On the subject of Jo Jugashvili the Georgian, it has been said many times but it’s still worth repeating: Orwell was dead right about Stalin, a fact that only the almost unanimous acceptance of which keeps the modern reader from understanding how difficult a position this was to take for a writer on the left in the late 1930’s. As for Orwell’s book, Homage to Catalonia is the author’s very best piece of long form non-fiction. The Spanish Civil War, in all its shabbiness, its labyrinthine intricacies, was made for Orwell. It is easily the best book I’ve read on the topic and I’ve been through a few. You feel a constant overwhelming sadness about the fact that the various factions who all wished to keep Franco from power could simply not help themselves from fighting with each other. The result was a victory for Generalissimo, and his holding Spain in his grip for the next thirty-six years.
Of course, the description of the most famous event from the book, Orwell getting shot in the neck, is wonderfully described.
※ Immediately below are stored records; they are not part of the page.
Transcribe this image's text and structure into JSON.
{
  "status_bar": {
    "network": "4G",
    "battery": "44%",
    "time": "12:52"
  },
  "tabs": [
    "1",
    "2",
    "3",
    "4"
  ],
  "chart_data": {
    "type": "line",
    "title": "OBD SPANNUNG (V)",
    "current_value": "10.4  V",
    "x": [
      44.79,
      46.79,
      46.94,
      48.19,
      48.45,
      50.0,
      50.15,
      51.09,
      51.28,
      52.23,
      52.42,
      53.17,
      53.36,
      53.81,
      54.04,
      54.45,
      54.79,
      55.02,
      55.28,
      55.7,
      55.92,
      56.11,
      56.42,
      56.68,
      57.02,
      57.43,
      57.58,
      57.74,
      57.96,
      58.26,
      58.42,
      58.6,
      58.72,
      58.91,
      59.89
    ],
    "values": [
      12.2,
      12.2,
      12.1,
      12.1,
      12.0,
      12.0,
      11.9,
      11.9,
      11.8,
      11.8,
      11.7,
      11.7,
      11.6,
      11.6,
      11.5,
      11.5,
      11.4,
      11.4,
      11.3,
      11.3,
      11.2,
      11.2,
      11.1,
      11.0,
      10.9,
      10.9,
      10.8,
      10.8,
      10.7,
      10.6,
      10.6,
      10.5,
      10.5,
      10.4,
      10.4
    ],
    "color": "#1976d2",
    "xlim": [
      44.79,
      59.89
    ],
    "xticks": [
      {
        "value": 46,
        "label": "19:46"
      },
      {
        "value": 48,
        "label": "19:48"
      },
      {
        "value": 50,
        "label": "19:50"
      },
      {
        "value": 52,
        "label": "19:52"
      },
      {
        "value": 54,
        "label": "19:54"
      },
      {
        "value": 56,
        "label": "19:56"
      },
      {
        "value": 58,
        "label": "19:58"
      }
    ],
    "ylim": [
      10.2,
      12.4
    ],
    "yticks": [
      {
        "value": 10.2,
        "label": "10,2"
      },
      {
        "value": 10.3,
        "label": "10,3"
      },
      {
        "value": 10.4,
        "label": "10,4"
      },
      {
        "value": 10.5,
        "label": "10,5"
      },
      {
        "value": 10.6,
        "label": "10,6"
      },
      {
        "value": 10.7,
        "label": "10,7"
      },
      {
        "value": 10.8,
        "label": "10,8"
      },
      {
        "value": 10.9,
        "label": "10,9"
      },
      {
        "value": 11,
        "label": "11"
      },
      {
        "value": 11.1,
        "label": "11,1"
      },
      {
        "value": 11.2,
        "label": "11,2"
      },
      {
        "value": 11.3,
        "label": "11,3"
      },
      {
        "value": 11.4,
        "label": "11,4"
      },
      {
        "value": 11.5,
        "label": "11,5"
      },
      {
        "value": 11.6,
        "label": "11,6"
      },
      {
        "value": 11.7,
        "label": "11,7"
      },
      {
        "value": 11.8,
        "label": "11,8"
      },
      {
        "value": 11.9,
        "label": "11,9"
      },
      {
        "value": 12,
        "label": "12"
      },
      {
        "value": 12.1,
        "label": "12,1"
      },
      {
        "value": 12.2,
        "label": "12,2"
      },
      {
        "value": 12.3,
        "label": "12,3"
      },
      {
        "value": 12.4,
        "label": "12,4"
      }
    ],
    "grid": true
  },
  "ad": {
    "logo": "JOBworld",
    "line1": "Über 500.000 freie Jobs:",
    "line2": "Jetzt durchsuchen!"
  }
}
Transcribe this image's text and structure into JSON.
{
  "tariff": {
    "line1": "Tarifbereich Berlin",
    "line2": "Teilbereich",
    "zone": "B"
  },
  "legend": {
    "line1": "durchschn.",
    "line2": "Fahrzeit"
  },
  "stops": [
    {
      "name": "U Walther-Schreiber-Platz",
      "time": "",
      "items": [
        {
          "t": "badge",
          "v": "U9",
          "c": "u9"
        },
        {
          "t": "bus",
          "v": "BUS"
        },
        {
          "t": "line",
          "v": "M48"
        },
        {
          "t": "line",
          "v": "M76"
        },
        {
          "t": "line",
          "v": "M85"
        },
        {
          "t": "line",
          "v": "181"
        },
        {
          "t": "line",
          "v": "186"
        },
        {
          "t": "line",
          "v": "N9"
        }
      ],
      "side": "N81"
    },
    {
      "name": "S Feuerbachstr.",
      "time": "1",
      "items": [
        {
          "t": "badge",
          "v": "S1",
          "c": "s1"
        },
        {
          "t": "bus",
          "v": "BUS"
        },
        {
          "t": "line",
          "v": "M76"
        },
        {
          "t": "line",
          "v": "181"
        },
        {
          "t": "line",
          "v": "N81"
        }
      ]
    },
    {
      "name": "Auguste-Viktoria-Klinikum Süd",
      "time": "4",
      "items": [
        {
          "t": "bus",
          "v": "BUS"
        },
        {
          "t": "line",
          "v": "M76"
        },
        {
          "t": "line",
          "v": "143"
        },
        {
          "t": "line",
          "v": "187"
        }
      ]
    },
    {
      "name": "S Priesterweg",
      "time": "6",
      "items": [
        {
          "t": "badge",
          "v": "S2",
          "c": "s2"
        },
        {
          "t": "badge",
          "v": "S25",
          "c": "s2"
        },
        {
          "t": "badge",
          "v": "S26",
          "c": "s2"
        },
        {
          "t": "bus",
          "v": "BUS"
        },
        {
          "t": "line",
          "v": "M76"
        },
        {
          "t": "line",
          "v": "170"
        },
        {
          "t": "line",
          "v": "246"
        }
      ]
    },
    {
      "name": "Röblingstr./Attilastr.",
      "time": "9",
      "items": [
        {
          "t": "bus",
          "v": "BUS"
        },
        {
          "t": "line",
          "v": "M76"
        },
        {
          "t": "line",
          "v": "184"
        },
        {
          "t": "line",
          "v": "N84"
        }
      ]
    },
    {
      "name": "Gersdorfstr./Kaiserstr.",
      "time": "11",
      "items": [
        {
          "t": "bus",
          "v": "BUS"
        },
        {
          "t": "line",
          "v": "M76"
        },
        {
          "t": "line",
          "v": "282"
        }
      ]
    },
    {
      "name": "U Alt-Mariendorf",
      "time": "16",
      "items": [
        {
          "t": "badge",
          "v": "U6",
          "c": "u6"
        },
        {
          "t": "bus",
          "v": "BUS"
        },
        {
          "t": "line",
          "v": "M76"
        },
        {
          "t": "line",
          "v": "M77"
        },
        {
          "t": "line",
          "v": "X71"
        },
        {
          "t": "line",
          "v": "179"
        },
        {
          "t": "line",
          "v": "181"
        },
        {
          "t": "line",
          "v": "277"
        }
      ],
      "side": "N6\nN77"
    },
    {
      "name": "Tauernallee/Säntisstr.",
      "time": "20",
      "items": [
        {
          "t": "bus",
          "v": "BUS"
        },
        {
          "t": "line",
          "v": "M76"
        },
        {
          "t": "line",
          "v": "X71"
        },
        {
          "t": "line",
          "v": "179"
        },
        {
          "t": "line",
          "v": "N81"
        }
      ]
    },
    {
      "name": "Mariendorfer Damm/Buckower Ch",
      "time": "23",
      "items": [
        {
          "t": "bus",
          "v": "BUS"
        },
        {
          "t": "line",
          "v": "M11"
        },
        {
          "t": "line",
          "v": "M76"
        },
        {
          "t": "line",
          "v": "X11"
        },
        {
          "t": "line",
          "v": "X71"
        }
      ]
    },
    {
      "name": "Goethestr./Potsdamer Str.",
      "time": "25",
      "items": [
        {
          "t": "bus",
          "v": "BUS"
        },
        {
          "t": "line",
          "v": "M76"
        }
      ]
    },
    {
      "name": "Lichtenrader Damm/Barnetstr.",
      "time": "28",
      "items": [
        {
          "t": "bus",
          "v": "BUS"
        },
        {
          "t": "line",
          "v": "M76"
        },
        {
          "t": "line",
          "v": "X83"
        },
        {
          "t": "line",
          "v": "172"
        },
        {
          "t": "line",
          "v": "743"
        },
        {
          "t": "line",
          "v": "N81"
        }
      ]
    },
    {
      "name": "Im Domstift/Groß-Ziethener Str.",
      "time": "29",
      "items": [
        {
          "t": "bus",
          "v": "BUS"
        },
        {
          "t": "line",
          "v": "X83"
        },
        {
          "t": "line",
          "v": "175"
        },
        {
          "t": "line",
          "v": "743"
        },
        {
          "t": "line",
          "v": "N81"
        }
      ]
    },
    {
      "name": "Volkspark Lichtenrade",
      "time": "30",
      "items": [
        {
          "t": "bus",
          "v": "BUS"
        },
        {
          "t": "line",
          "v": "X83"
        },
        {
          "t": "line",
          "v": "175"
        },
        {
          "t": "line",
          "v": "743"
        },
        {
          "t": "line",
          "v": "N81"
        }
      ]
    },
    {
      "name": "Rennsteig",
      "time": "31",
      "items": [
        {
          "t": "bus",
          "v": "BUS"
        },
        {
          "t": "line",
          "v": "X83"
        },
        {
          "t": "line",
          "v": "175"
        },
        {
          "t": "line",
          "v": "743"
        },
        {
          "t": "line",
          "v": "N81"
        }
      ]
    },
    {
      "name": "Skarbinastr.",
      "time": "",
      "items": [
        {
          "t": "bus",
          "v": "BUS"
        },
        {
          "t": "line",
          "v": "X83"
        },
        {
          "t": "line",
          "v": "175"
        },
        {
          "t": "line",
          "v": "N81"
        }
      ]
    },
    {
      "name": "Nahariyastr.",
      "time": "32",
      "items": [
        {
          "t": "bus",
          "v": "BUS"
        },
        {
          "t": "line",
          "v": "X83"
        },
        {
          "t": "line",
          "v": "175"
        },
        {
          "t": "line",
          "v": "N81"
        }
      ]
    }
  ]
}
He spares us any self-pity and simply tells as objectively as possible what he experienced in the moment when the bullet pierced his skin. He has subsequently been sainted for this unfortunate occurrence, the experience of which Orwell himself was at pains to deprecate. But he should be commended for having thrown himself headlong into such a messy conflict in the name of trying to keep a European country free of a fascist dictatorship. If there were no other reasons apart from his stance on Stalin and his volunteering in Spain at the close of 1936, he would still be worthy of high praise.